If you are following the script on Mastery Learning, one of the key principles is that if a student doesn’t master the material, they need to re-test until they achieve mastery. One of the biggest challenges of Mastery Learning is that you have to give students multiple opportunities to master the curriculum. If they don’t demonstrate mastery on your first assessment, you need to provide a new assessment that tests the same material. Logistically, this is a huge challenge for teachers. How many versions of the summative assessment can they create? And what about the amount of grading required? Yikes!
This article is part of a series where we will discuss how you can make mastery learning a reality. In this series, I am sharing how I, and thousands of other teachers, have transformed classrooms into a place where every student succeeds. In my previous articles, I gave an overview of Mastery Learning, then we learned that you don’t have to lecture to the whole class at the same time ever again, how to create a flexible pace for other students, Extreme Differentiation that Doesn’t Drive You Crazy, Purposeful Teacher-Student Interactions Every Day – Really!, and How Mastery Creates a Culture of Collaboration in Your Class. If you haven’t yet read the other articles, I encourage you to go back so you can see the progression of how to do Mastery Learning well.
Using Software to Create Thousands of Versions of a Summative Assessment
Back to solving the summative assessment conundrum. The good news is that software has solved this problem. For me, my go-to assessments are generated via our learning management system. Our school has created banks of questions that assess each objective. When students sit down to take a summative assessment, they are randomly assigned questions from each major objective. I organize these questions in banks, and there are multiple questions that assess each objective. Students must then score a minimum percentage in order to demonstrate mastery. If students achieve mastery, then they are able to move on. If not, then they must retake a different assessment that pulls new questions from the same banks.

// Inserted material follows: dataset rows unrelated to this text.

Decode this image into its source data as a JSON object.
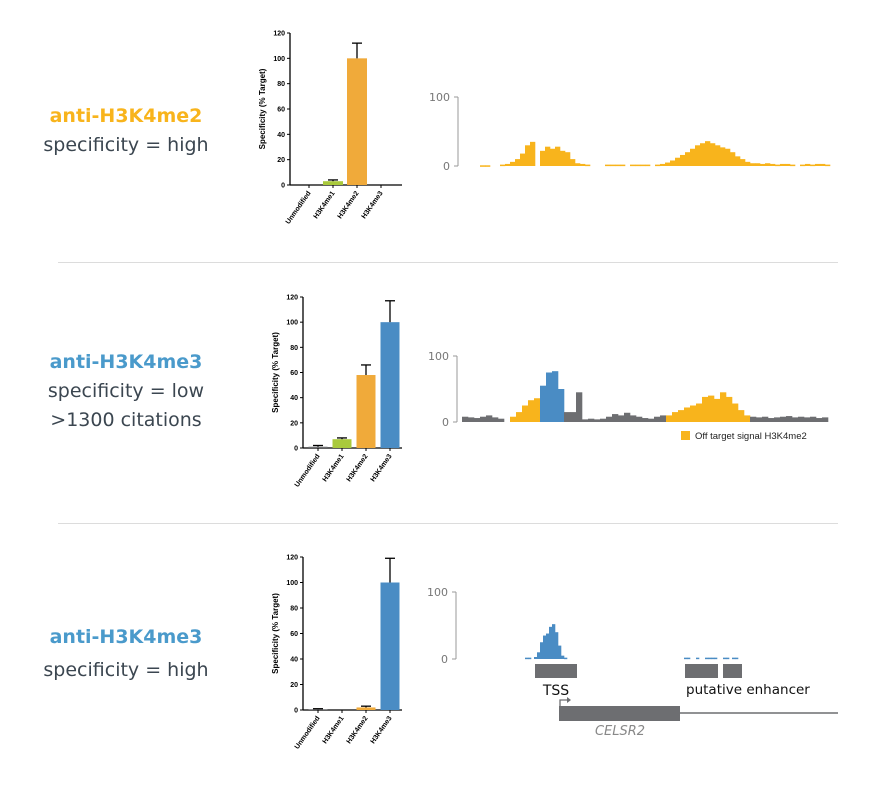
{
  "colors": {
    "yellow": "#F8B41C",
    "orange": "#F0AA3A",
    "green": "#A9C93C",
    "blue": "#4A8CC4",
    "gray": "#6d6e71",
    "title_blue": "#4A9ACB"
  },
  "rows": [
    {
      "title": "anti-H3K4me2",
      "title_color": "#F8B41C",
      "lines": [
        "specificity = high"
      ]
    },
    {
      "title": "anti-H3K4me3",
      "title_color": "#4A9ACB",
      "lines": [
        "specificity = low",
        ">1300 citations"
      ]
    },
    {
      "title": "anti-H3K4me3",
      "title_color": "#4A9ACB",
      "lines": [
        "specificity = high"
      ]
    }
  ],
  "chart_data": [
    {
      "type": "bar",
      "ylabel": "Specificity (% Target)",
      "ylim": [
        0,
        120
      ],
      "yticks": [
        0,
        20,
        40,
        60,
        80,
        100,
        120
      ],
      "categories": [
        "Unmodified",
        "H3K4me1",
        "H3K4me2",
        "H3K4me3"
      ],
      "values": [
        0,
        3,
        100,
        0
      ],
      "errors": [
        0,
        4,
        112,
        0
      ],
      "colors": [
        "orange",
        "green",
        "orange",
        "blue"
      ]
    },
    {
      "type": "bar",
      "ylabel": "Specificity (% Target)",
      "ylim": [
        0,
        120
      ],
      "yticks": [
        0,
        20,
        40,
        60,
        80,
        100,
        120
      ],
      "categories": [
        "Unmodified",
        "H3K4me1",
        "H3K4me2",
        "H3K4me3"
      ],
      "values": [
        1,
        7,
        58,
        100
      ],
      "errors": [
        2,
        8,
        66,
        117
      ],
      "colors": [
        "gray",
        "green",
        "orange",
        "blue"
      ]
    },
    {
      "type": "bar",
      "ylabel": "Specificity (% Target)",
      "ylim": [
        0,
        120
      ],
      "yticks": [
        0,
        20,
        40,
        60,
        80,
        100,
        120
      ],
      "categories": [
        "Unmodified",
        "H3K4me1",
        "H3K4me2",
        "H3K4me3"
      ],
      "values": [
        0.5,
        0,
        2,
        100
      ],
      "errors": [
        1,
        0,
        3,
        119
      ],
      "colors": [
        "gray",
        "green",
        "orange",
        "blue"
      ]
    },
    {
      "type": "area",
      "name": "track-1",
      "ylim": [
        0,
        100
      ],
      "yticks": [
        "0",
        "100"
      ],
      "values": [
        1,
        1,
        null,
        null,
        2,
        3,
        6,
        10,
        18,
        30,
        35,
        null,
        22,
        28,
        25,
        28,
        22,
        20,
        10,
        4,
        3,
        2,
        null,
        null,
        null,
        2,
        2,
        2,
        2,
        null,
        2,
        2,
        2,
        2,
        null,
        2,
        3,
        5,
        8,
        12,
        16,
        20,
        25,
        30,
        33,
        36,
        33,
        30,
        27,
        25,
        20,
        14,
        10,
        6,
        4,
        4,
        3,
        4,
        3,
        2,
        3,
        3,
        2,
        null,
        2,
        3,
        2,
        3,
        3,
        2
      ],
      "colors": "yyyyyyyyyyyyyyyyyyyyyyyyyyyyyyyyyyyyyyyyyyyyyyyyyyyyyyyyyyyyyyyyyyyyyy"
    },
    {
      "type": "area",
      "name": "track-2",
      "ylim": [
        0,
        100
      ],
      "yticks": [
        "0",
        "100"
      ],
      "values": [
        8,
        7,
        6,
        8,
        10,
        7,
        5,
        null,
        8,
        15,
        25,
        33,
        36,
        55,
        75,
        77,
        50,
        15,
        15,
        45,
        4,
        5,
        4,
        5,
        8,
        12,
        10,
        14,
        10,
        8,
        6,
        5,
        8,
        10,
        10,
        15,
        18,
        22,
        25,
        28,
        38,
        40,
        35,
        45,
        38,
        28,
        18,
        10,
        8,
        7,
        8,
        6,
        7,
        8,
        9,
        7,
        8,
        7,
        8,
        6,
        7
      ],
      "colors": "gggggggyyyyyybbbbgggggggggggggggggyyyyyyyyyyyyyyggggggggggggg",
      "legend": "Off target signal H3K4me2"
    },
    {
      "type": "area",
      "name": "track-3",
      "ylim": [
        0,
        100
      ],
      "yticks": [
        "0",
        "100"
      ],
      "values": [
        2,
        2,
        null,
        3,
        10,
        25,
        35,
        38,
        48,
        52,
        40,
        20,
        5,
        2,
        null,
        null,
        null,
        null,
        null,
        null,
        null,
        null,
        null,
        null,
        null,
        null,
        null,
        null,
        null,
        null,
        null,
        null,
        null,
        null,
        null,
        null,
        null,
        null,
        null,
        null,
        null,
        null,
        null,
        null,
        null,
        null,
        null,
        null,
        null,
        null,
        null,
        null,
        null,
        2,
        2,
        null,
        null,
        2,
        null,
        null,
        2,
        2,
        2,
        2,
        null,
        null,
        2,
        2,
        null,
        2,
        2,
        null
      ],
      "colors": "bbbbbbbbbbbbbbbbbbbbbbbbbbbbbbbbbbbbbbbbbbbbbbbbbbbbbbbbbbbbbbbbbbbbbbbb",
      "annotations": {
        "tss": "TSS",
        "enhancer": "putative enhancer",
        "gene": "CELSR2"
      }
    }
  ]
}
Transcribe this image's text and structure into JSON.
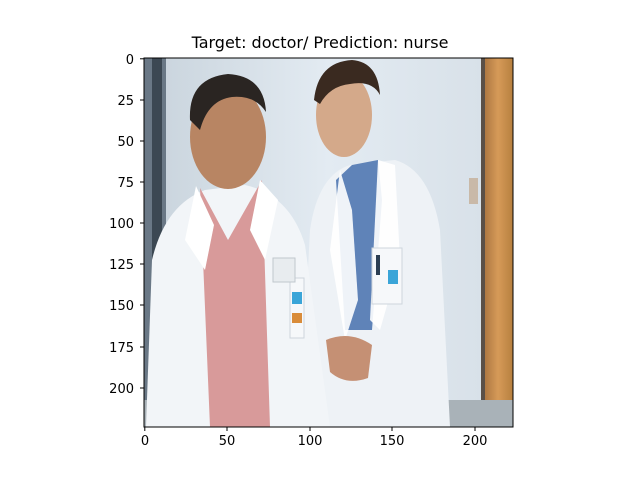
{
  "figure": {
    "title": "Target: doctor/ Prediction: nurse",
    "image_description_name": "two-doctors-in-white-coats-image"
  },
  "axes": {
    "x_ticks": [
      "0",
      "50",
      "100",
      "150",
      "200"
    ],
    "y_ticks": [
      "0",
      "25",
      "50",
      "75",
      "100",
      "125",
      "150",
      "175",
      "200"
    ],
    "x_tick_values": [
      0,
      50,
      100,
      150,
      200
    ],
    "y_tick_values": [
      0,
      25,
      50,
      75,
      100,
      125,
      150,
      175,
      200
    ],
    "x_range": [
      0,
      224
    ],
    "y_range": [
      0,
      224
    ]
  },
  "colors": {
    "wall": "#dde6ee",
    "coat": "#f2f5f8",
    "shirt_pink": "#d89a9a",
    "shirt_blue": "#5f83b8",
    "skin": "#b88563",
    "hair": "#2a2522",
    "door": "#c8894a"
  }
}
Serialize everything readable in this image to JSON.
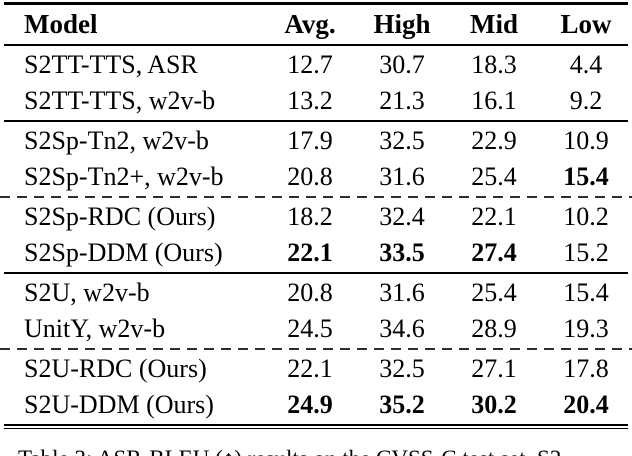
{
  "table": {
    "columns": [
      "Model",
      "Avg.",
      "High",
      "Mid",
      "Low"
    ],
    "groups": [
      {
        "divider_after": "solid",
        "rows": [
          {
            "model": "S2TT-TTS, ASR",
            "values": [
              "12.7",
              "30.7",
              "18.3",
              "4.4"
            ],
            "bold": []
          },
          {
            "model": "S2TT-TTS, w2v-b",
            "values": [
              "13.2",
              "21.3",
              "16.1",
              "9.2"
            ],
            "bold": []
          }
        ]
      },
      {
        "divider_after": "dashed",
        "rows": [
          {
            "model": "S2Sp-Tn2, w2v-b",
            "values": [
              "17.9",
              "32.5",
              "22.9",
              "10.9"
            ],
            "bold": []
          },
          {
            "model": "S2Sp-Tn2+, w2v-b",
            "values": [
              "20.8",
              "31.6",
              "25.4",
              "15.4"
            ],
            "bold": [
              3
            ]
          }
        ]
      },
      {
        "divider_after": "solid",
        "rows": [
          {
            "model": "S2Sp-RDC (Ours)",
            "values": [
              "18.2",
              "32.4",
              "22.1",
              "10.2"
            ],
            "bold": []
          },
          {
            "model": "S2Sp-DDM (Ours)",
            "values": [
              "22.1",
              "33.5",
              "27.4",
              "15.2"
            ],
            "bold": [
              0,
              1,
              2
            ]
          }
        ]
      },
      {
        "divider_after": "dashed",
        "rows": [
          {
            "model": "S2U, w2v-b",
            "values": [
              "20.8",
              "31.6",
              "25.4",
              "15.4"
            ],
            "bold": []
          },
          {
            "model": "UnitY, w2v-b",
            "values": [
              "24.5",
              "34.6",
              "28.9",
              "19.3"
            ],
            "bold": []
          }
        ]
      },
      {
        "divider_after": "double",
        "rows": [
          {
            "model": "S2U-RDC (Ours)",
            "values": [
              "22.1",
              "32.5",
              "27.1",
              "17.8"
            ],
            "bold": []
          },
          {
            "model": "S2U-DDM (Ours)",
            "values": [
              "24.9",
              "35.2",
              "30.2",
              "20.4"
            ],
            "bold": [
              0,
              1,
              2,
              3
            ]
          }
        ]
      }
    ]
  },
  "caption": "Table 3: ASR-BLEU (↑) results on the CVSS-C test set. S2"
}
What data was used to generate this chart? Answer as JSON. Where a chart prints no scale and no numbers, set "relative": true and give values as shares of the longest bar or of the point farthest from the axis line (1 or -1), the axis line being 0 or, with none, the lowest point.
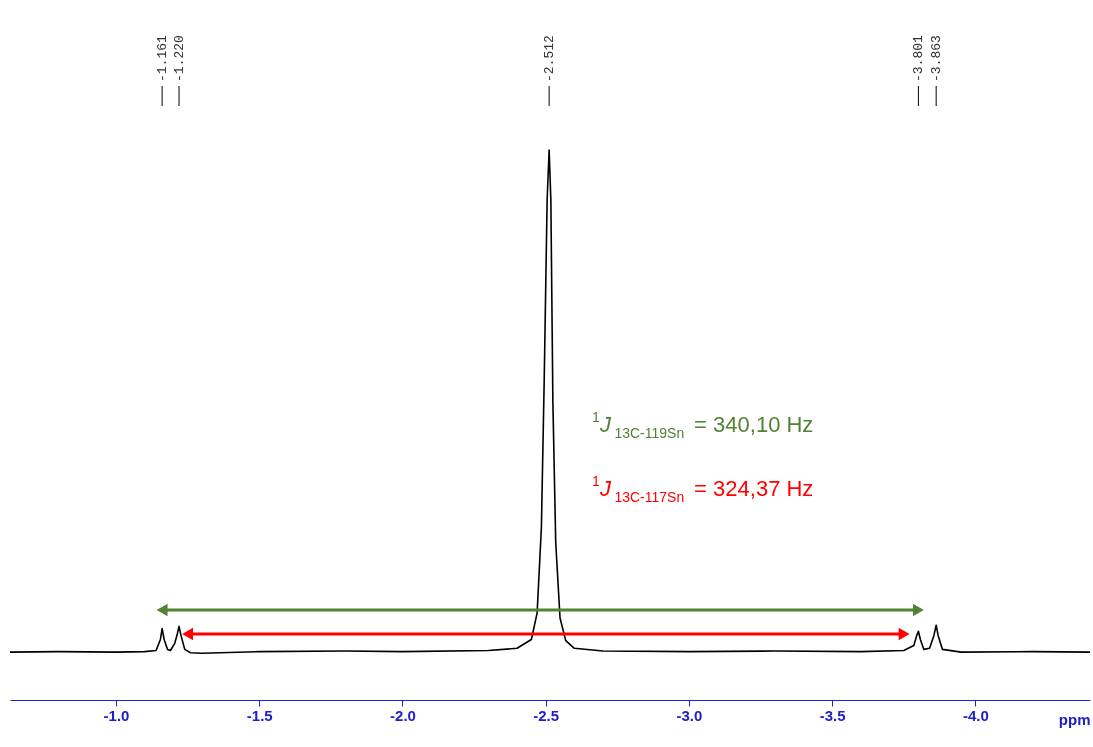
{
  "chart_data": {
    "type": "line",
    "relative": true,
    "xlabel": "ppm",
    "xlim": [
      -0.63,
      -4.4
    ],
    "xticks": [
      {
        "value": -1,
        "label": "-1.0"
      },
      {
        "value": -1.5,
        "label": "-1.5"
      },
      {
        "value": -2,
        "label": "-2.0"
      },
      {
        "value": -2.5,
        "label": "-2.5"
      },
      {
        "value": -3,
        "label": "-3.0"
      },
      {
        "value": -3.5,
        "label": "-3.5"
      },
      {
        "value": -4,
        "label": "-4.0"
      }
    ],
    "x": [
      -0.63,
      -0.8,
      -1.0,
      -1.1,
      -1.14,
      -1.155,
      -1.161,
      -1.168,
      -1.18,
      -1.19,
      -1.205,
      -1.214,
      -1.22,
      -1.227,
      -1.24,
      -1.26,
      -1.3,
      -1.5,
      -1.8,
      -2.0,
      -2.3,
      -2.4,
      -2.45,
      -2.47,
      -2.485,
      -2.495,
      -2.505,
      -2.512,
      -2.518,
      -2.525,
      -2.535,
      -2.55,
      -2.57,
      -2.6,
      -2.7,
      -3.0,
      -3.3,
      -3.6,
      -3.75,
      -3.785,
      -3.795,
      -3.801,
      -3.808,
      -3.82,
      -3.84,
      -3.855,
      -3.863,
      -3.87,
      -3.885,
      -3.95,
      -4.2,
      -4.4
    ],
    "series": [
      {
        "color": "#000000",
        "values": [
          0.087,
          0.088,
          0.087,
          0.088,
          0.09,
          0.11,
          0.13,
          0.11,
          0.092,
          0.09,
          0.103,
          0.12,
          0.134,
          0.117,
          0.092,
          0.086,
          0.085,
          0.088,
          0.089,
          0.088,
          0.09,
          0.094,
          0.11,
          0.158,
          0.314,
          0.588,
          0.909,
          1.0,
          0.909,
          0.543,
          0.286,
          0.149,
          0.108,
          0.094,
          0.089,
          0.088,
          0.089,
          0.088,
          0.09,
          0.099,
          0.117,
          0.125,
          0.11,
          0.092,
          0.094,
          0.117,
          0.136,
          0.117,
          0.092,
          0.087,
          0.088,
          0.087
        ]
      }
    ],
    "annotations": [
      "-1.161",
      "-1.220",
      "-2.512",
      "-3.801",
      "-3.863",
      "$^{1}$J$_{13C-119Sn}$ = 340,10 Hz",
      "$^{1}$J$_{13C-117Sn}$ = 324,37 Hz"
    ]
  }
}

What happens if students don’t “pass” the summative assessment? Should you allow them to start the next topic? That depends on your context and on what you teach. I usually allow students who have not passed to move on to the next topic so that those students who are unsuccessful don’t get inextricably behind. These students still need to go back and demonstrate mastery on the previous unit, but having them continue on has helped with the logistics of making Mastery Learning work.
I learned early on in my Mastery Learning journey that developing and writing good assessments is hard. To that end, I have found that it can sometimes be helpful to find others’ assessments and merge them into my repertoire. I have found, and even purchased, banks of questions that have made this work easier.
But don’t just limit yourself to question banks. Also, be willing to have authentic assessments: projects, interviews, etc. A good source of project-based assessments is found at PBLworks.org. They have a project designer that helps you design age-appropriate projects organized and tied to most school standards. https://www.pblworks.org/pbl-resources/project-designer
Give Non-Traditional Summative Assessments
As you progress through your Mastery Learning journey, you may begin to expand both the way you do assessments and how you assess. Though this is not an article on designing the perfect summative assessment, I will offer the following advice:
My students report to me that allowing them to retake exams until achieving mastery is one of their favorite things. They know that they sometimes have a bad day and having multiple opportunities to demonstrate mastery takes the pressure off. So now it’s your turn. What do you see as the top hurdles for you to implement this in your classroom? What do you need to learn to make this a reality every day for your students?